Vor der Einsaat ist das Unkraut zu entfernen, der Boden zu lockern und eine feinkrümelige Bodenstruktur für das Saatbeet herzustellen.

Aussaatzeitraum und Ansaatmenge
Mitte März bis Anfang Mai oder Mitte August bis Ende September
Je nach Saum 2- 3,5 g/m² auf Kleinflächen und 20-30 kg/ha auf Großparzellen

Aussaat
Die Aussaat sollte auf mageren Boden erfolgen. Bei fetten Böden empfiehlt es sich, diese mit Kalksplitt, Kies oder Sand abzumagern und danach mit einer dünnen Humusauflage als Keimlingsbett auszustatten. Das Saatgut kann zur leichteren Aussaat mit trockenem Sand, Sägemehl oder mit geschrotetem Korn auf 5-10 g/m² bzw. 50-100 kg/ha gestreckt werden.
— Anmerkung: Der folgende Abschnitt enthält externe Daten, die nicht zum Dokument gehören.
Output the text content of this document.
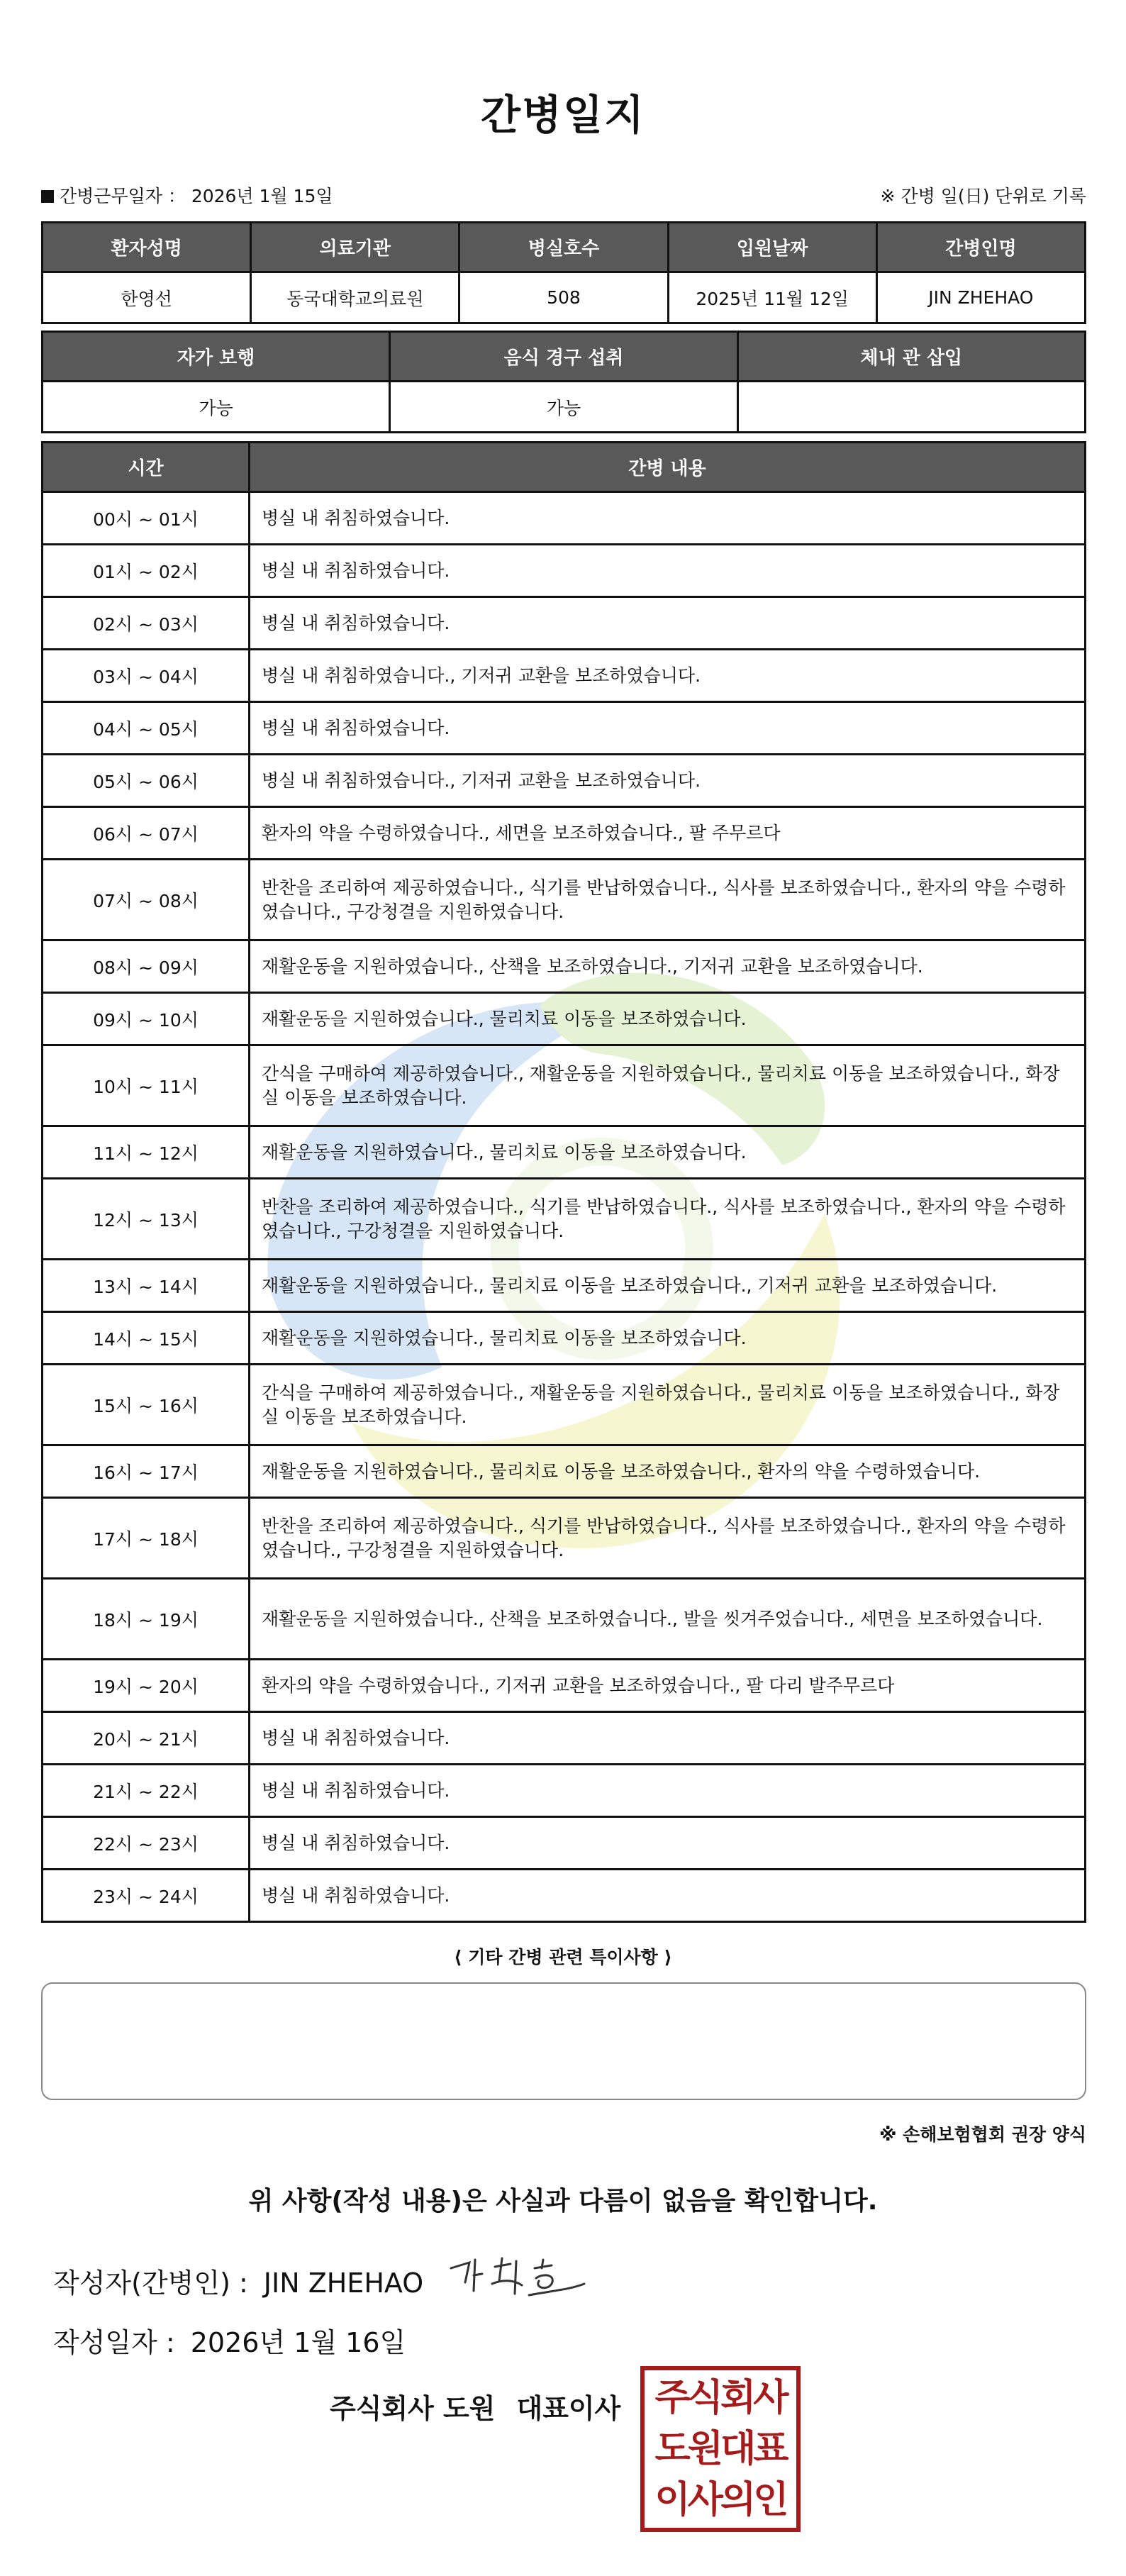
간병일지
간병근무일자 ： 2026년 1월 15일	※ 간병 일(日) 단위로 기록
환자성명	의료기관	병실호수	입원날짜	간병인명
한영선	동국대학교의료원	508	2025년 11월 12일	JIN ZHEHAO
자가 보행	음식 경구 섭취	체내 관 삽입
가능	가능	
시간	간병 내용
00시 ~ 01시	병실 내 취침하였습니다.
01시 ~ 02시	병실 내 취침하였습니다.
02시 ~ 03시	병실 내 취침하였습니다.
03시 ~ 04시	병실 내 취침하였습니다., 기저귀 교환을 보조하였습니다.
04시 ~ 05시	병실 내 취침하였습니다.
05시 ~ 06시	병실 내 취침하였습니다., 기저귀 교환을 보조하였습니다.
06시 ~ 07시	환자의 약을 수령하였습니다., 세면을 보조하였습니다., 팔 주무르다
07시 ~ 08시	반찬을 조리하여 제공하였습니다., 식기를 반납하였습니다., 식사를 보조하였습니다., 환자의 약을 수령하였습니다., 구강청결을 지원하였습니다.
08시 ~ 09시	재활운동을 지원하였습니다., 산책을 보조하였습니다., 기저귀 교환을 보조하였습니다.
09시 ~ 10시	재활운동을 지원하였습니다., 물리치료 이동을 보조하였습니다.
10시 ~ 11시	간식을 구매하여 제공하였습니다., 재활운동을 지원하였습니다., 물리치료 이동을 보조하였습니다., 화장실 이동을 보조하였습니다.
11시 ~ 12시	재활운동을 지원하였습니다., 물리치료 이동을 보조하였습니다.
12시 ~ 13시	반찬을 조리하여 제공하였습니다., 식기를 반납하였습니다., 식사를 보조하였습니다., 환자의 약을 수령하였습니다., 구강청결을 지원하였습니다.
13시 ~ 14시	재활운동을 지원하였습니다., 물리치료 이동을 보조하였습니다., 기저귀 교환을 보조하였습니다.
14시 ~ 15시	재활운동을 지원하였습니다., 물리치료 이동을 보조하였습니다.
15시 ~ 16시	간식을 구매하여 제공하였습니다., 재활운동을 지원하였습니다., 물리치료 이동을 보조하였습니다., 화장실 이동을 보조하였습니다.
16시 ~ 17시	재활운동을 지원하였습니다., 물리치료 이동을 보조하였습니다., 환자의 약을 수령하였습니다.
17시 ~ 18시	반찬을 조리하여 제공하였습니다., 식기를 반납하였습니다., 식사를 보조하였습니다., 환자의 약을 수령하였습니다., 구강청결을 지원하였습니다.
18시 ~ 19시	재활운동을 지원하였습니다., 산책을 보조하였습니다., 발을 씻겨주었습니다., 세면을 보조하였습니다.
19시 ~ 20시	환자의 약을 수령하였습니다., 기저귀 교환을 보조하였습니다., 팔 다리 발주무르다
20시 ~ 21시	병실 내 취침하였습니다.
21시 ~ 22시	병실 내 취침하였습니다.
22시 ~ 23시	병실 내 취침하였습니다.
23시 ~ 24시	병실 내 취침하였습니다.
⟨ 기타 간병 관련 특이사항 ⟩
※ 손해보험협회 권장 양식
위 사항(작성 내용)은 사실과 다름이 없음을 확인합니다.
작성자(간병인) : JIN ZHEHAO
작성일자 : 2026년 1월 16일
주식회사 도원 대표이사 주식회사
도원대표
이사의인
Damit wird eine gleichmäßige Aussaat der feinen Samen erzielt. Die Aussaat sollte obenauf und kann bei kleinen Flächen breitwürfig von Hand erfolgen. Dabei wird je die Hälfte des Saatgutes einmal längs und einmal quer über die Fläche gesät. Bei größeren Flächen kann die Saatgutmischung mit der üblichen landwirtschaftlichen Saattechnik ausgebracht werden. Hierbei ist es wichtig, Striegel und Säscharen hochzustellen. Eine Einarbeitung des Saatgutes sollte entfallen, denn in der Praxis fallen die Samen genügend tief in die Spalten und Hohlräume des Bodens. Wichtig ist der Bodenschluss der Samen, der am besten durch Anwalzen und Andrücken des Saatgutes erreicht wird.
 

Geduld

Die ersten Keimlinge erscheinen bei feuchtem Boden nach zwei bis drei Wochen. Die Entwicklung der Wildpflanzen erstreckt sich über eine ganze Vegetationsperiode. Einige Samen sind hartschalig und keimen erst im folgenden Frühjahr.

Pflege
Säume werden, im Gegensatz zu Wiesen, in der Regel nicht oder nur einmal jährlich gemäht. Wenn aus optischen Gründen gewünscht, können bereits im Herbst trockene Pflanzenteile entfernt werden. Andernfalls die trockenen Stängel erst vor dem Neuaustrieb der Kräuter im Frühjahr zurückschneiden, damit die hohlen Pflanzenstängel zahlreichen Nutzinsekten als Winterquartier dienen können.

Sollten Problemunkräuter auftauchen, können nach Bedarf folgende Maßnahmen angewendet werden:
  • Bei starkem Aufkommen einjähriger Ackerunkräuter zeitnah bei einer Bestandshöhe von 30-40 cm mähenoder mulchen
  • Ackerkratzdisteln im 1. Jahr zu Blühbeginn durch mehrmaliges Mähen eindämmen oder ganz ausreißen
  • Distelnester aus dem Bestand herauspflegen, um Nachbarflächen vor Samenflug zu schützen
Düngung
Sollte unterlassen werden!

Wir wünschen Ihnen viel Erfolg und gutes Gelingen bei Ihrer Aussaat.